“Anayasa Mahkemesi, 16 Eylül 1998 günlü kararıyla, imam hatip liselerinin işlevini çağdaş din adamı yetiştirmek olduğunu; imam hatip lisesini bitirenler için yükseköğretimin yalnızca ‘din adamı yetiştirme’ programı ile sınırlı olması gerektiğini kabul etmiştir.
Anayasa Mahkemesi, 30 Temmuz 2008 günlü kararında, imam hatip lisesini bitirenlerin yükseköğretimin tüm programlarında öğrenim görebilmeleri için ısrarla düzenleme yapma çabasını, AKP’nin laiklik karşıtı eylemlerin odağı sayılmasının nedenlerinden biri olarak değerlendirerek, imam hatip lisesini bitirenlerin yükseköğretimin tüm programlarında öğrenim görmelerinin laik eğitimin özü ve ruhuyla bağdaşmadığını belirtmiştir.”
Başvuruda, ayrıca yeni sistemle “tüm ortaöğretim kurumlarının siyasi iktidarın ideolojisini yansıtan laik eksenli eğitimden din eksenli eğitime geçildiği”nin de altı çizilmişti.
Anayasa Mahkemesi, CHP’nin iptal başvurusunu reddetti. Başka bir deyişle, ne Öğretim Birliği Yasası’nı umursadı, ne anayasayı ne de daha önceki Anayasa Mahkemesi kararlarını.

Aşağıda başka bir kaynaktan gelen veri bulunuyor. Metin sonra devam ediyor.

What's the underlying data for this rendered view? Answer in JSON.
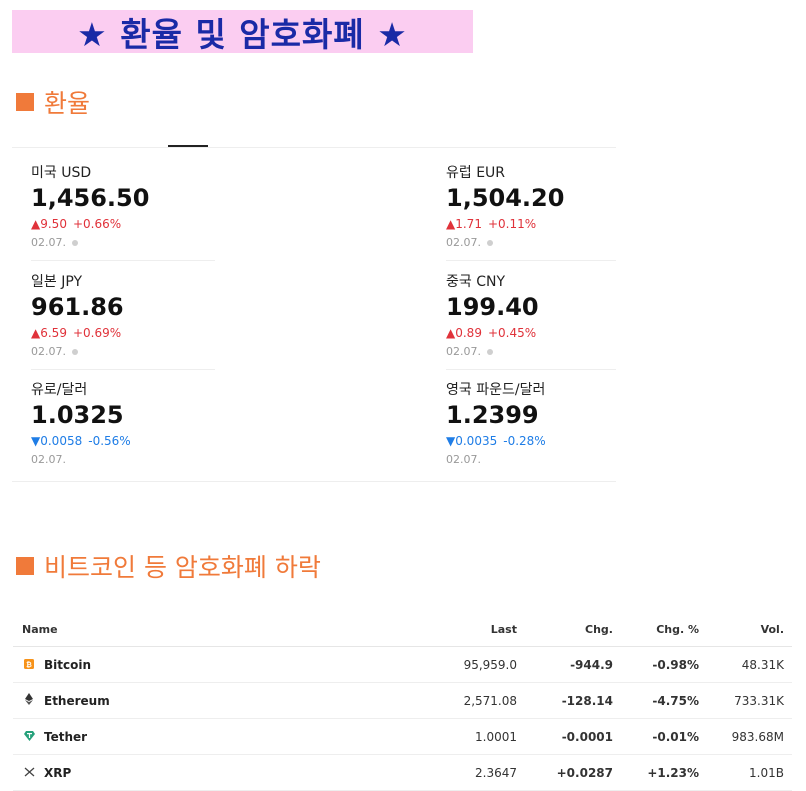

İptal başvurusunu sağlam bir hukuk örgüsü ile hazırlayan CHP Grup Başkanvekili Emine Ülker Tarhan’ın dediği gibi:
“Anayasa Mahkemesi’nin, bundan sonra uzun bir süre gerçek iptal kararları vereceğine inanmıyorum. Yargı öyle bir yapılandırma içine sokuldu ki, siyasi sonuçları olabilecek davalarda, yargı organlarının siyasi iktidardan izinsiz ya da icazet almadan karar verebilmeleri çok güç artık. Bu durumdan bir yargıç olarak büyük üzüntü ve utanç duyuyorum.”
Onur Duyarım
Emekli Tümamiral Semih Çetin, savunmasında şunları söylemişti:
“Kendi ordusuna ve donanmasına komplo kuracak kadar alçalmış bir çetenin yarattığı bir ihanet sürecinden geçiyoruz. Kendi ülkemizde esir düştük. Bir asker için en büyük onur şehit olmaktır. En büyük utanç ise, düşmana esir düşmektir. Ama bu esaret, şimdi olduğu gibi, canımdan çok sevdiğim ülkemin Karadeniz, Ege ve Doğu Akdeniz’deki, özellikle de Kıbrıs’taki ulusal çıkarlarını koruduğum için beni tasfiye etmek isteyenler ile onların içerideki işbirlikçileri tarafından hedef alınmamın bir sonucuysa, ben bundan ancak onur duyarım.”
Semih Çetin, Balyoz’da 18 yıl hapis cezası aldı.
Olumlu
CHP lideri Kemal Kılıçdaroğlu’nun “Kürt raporu”nu yazmakla görevlendirdiği eski CHP milletvekili Şükrü Elekdağ, geçen ay CNN Türk’te bir açık oturuma çıkmış ve şöyle demişti:
“10 yıl ABD’de büyükelçilik yaptım. NATO Genel Müdürlüğü yaptım. Dışişleri’nde müsteşarlık yaptım. Tüm bu dönemlerde ABD ile ilişkilerimiz hep olumlu düzeyde gelişti.”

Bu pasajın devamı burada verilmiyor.